La création de la lune selon un mythe chez les Cashinawas, une communauté amérindienne du Pérou
Peut-être n’êtes-vous pas sans savoir comment la lune fut créée. Les Cashinawas du Pérou, eux, ont leur idée à ce sujet. Les voici la racontant.
L’homme s’est coupé le cou et a laissé sa tête là.
Les autres sont allés la chercher.
À peine arrivés, ils ont mis la tête dans un sac.
Plus loin, la tête est tombée sur le sol.
Ils ont remis la tête dans le sac.
Plus loin, la tête est encore tombée,
Ils ont doublé le sac avec un autre sac plus épais.
Mais la tête est tombée quand même.
Il faut dire qu’ils emportaient la tête pour la montrer aux autres.
Ils n’ont plus mis la tête dans le sac.
Ils l’ont laissée au milieu du chemin.
Ils sont partis.
La tête a roulé derrière eux.
Ils ont traversé le fleuve.
Mais la tête les a suivis.
Ils ont grimpé dans un bacoupariseiro chargé de fruits,
pour voir si la tête les dépasserait.
La tête s’est arrêtée au pied de l’arbre
et leur a demandé des fruits.
Les hommes ont alors secoué l’arbre.
La tête est allée chercher les fruits.
Puis elle en a mangé davantage.
Les hommes ont alors secoué l’arbre de manière
à faire tomber les fruits dans l’eau.
La tête a dit qu’elle ne pouvait pas les chercher là.
Les hommes ont alors jeté des fruits au loin, pour écarter
la tête et leur permettre de s’en aller.
Pendant que la tête allait chercher les fruits,
les hommes sont descendus de l’arbre et sont partis.
La tête est revenue, a regardé l’arbre,
n’a vu personne
et a continué de rouler son chemin.
Les hommes étaient restés à attendre
pour voir si la tête arrivait derrière eux.
Ils ont vu la tête venir en roulant.
Ils ont couru.
Ils ont gagné leur hutte, ont dit aux autres que la tête
arrivait en roulant et qu’il fallait fermer la porte.
Toutes les huttes se sont fermées.
La tête, une fois arrivée, a ordonné d’ouvrir les portes.
Les maîtres ne les ont pas ouvertes parce qu’ils avaient peur. […]
Alors elle a pensé et elle a dit : « Je vais être lune. »
Elle a crié : « Ouvrez les portes, je veux emporter mes affaires. »
Ils n’ont pas ouvert.
La tête a pleuré. Elle a crié : « Donnez-moi au moins
mes deux pelotes de fil. »
On lui a jeté les deux pelotes par un trou.

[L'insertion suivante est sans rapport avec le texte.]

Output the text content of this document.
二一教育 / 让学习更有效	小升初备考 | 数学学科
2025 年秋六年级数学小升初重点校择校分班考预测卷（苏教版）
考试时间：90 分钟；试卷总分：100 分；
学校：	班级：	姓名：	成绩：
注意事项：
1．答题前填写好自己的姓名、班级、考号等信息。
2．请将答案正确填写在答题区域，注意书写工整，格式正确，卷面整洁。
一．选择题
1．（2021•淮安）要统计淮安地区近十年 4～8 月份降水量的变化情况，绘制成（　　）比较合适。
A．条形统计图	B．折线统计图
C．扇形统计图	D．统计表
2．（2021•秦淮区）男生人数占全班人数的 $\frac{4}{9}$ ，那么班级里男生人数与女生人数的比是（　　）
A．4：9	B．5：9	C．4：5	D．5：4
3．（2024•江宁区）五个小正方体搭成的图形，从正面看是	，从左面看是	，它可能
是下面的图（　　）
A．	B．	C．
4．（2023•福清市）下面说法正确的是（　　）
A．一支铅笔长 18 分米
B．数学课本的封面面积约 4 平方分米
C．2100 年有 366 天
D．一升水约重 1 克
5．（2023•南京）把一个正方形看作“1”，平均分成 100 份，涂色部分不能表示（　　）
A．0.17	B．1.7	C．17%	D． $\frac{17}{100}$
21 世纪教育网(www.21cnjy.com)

Elle les a prises et les a lancées vers le ciel.
Elle a demandé encore qu’on lui jette une petite baguette
pour enrouler le fil et lui permettre de s’élever.
Alors elle a dit : « Je peux monter, je pars au ciel. »
Elle s’est mise à monter.
Les hommes ont tout de suite ouvert les portes.
La tête allait toujours montant.
Les hommes ont crié : « Tu t’en vas au ciel, tête ? »
Elle n’a pas répondu.
En arrivant au Soleil, tout de suite elle s’est
transformée en Lune.
Vers le soir, la Lune était blanche, toute jolie.
Et les hommes sont restés ébahis :
c’était la tête qui s’était transformée en Lune.
Cité dans Joseph Ki-Zerbo, Compagnons du soleil, Anthologie des grands textes de l’humanité sur les rapports entre l’homme et la Nature, Paris, Éditions La Découverte et UNESCO, 1992, p. 283-285.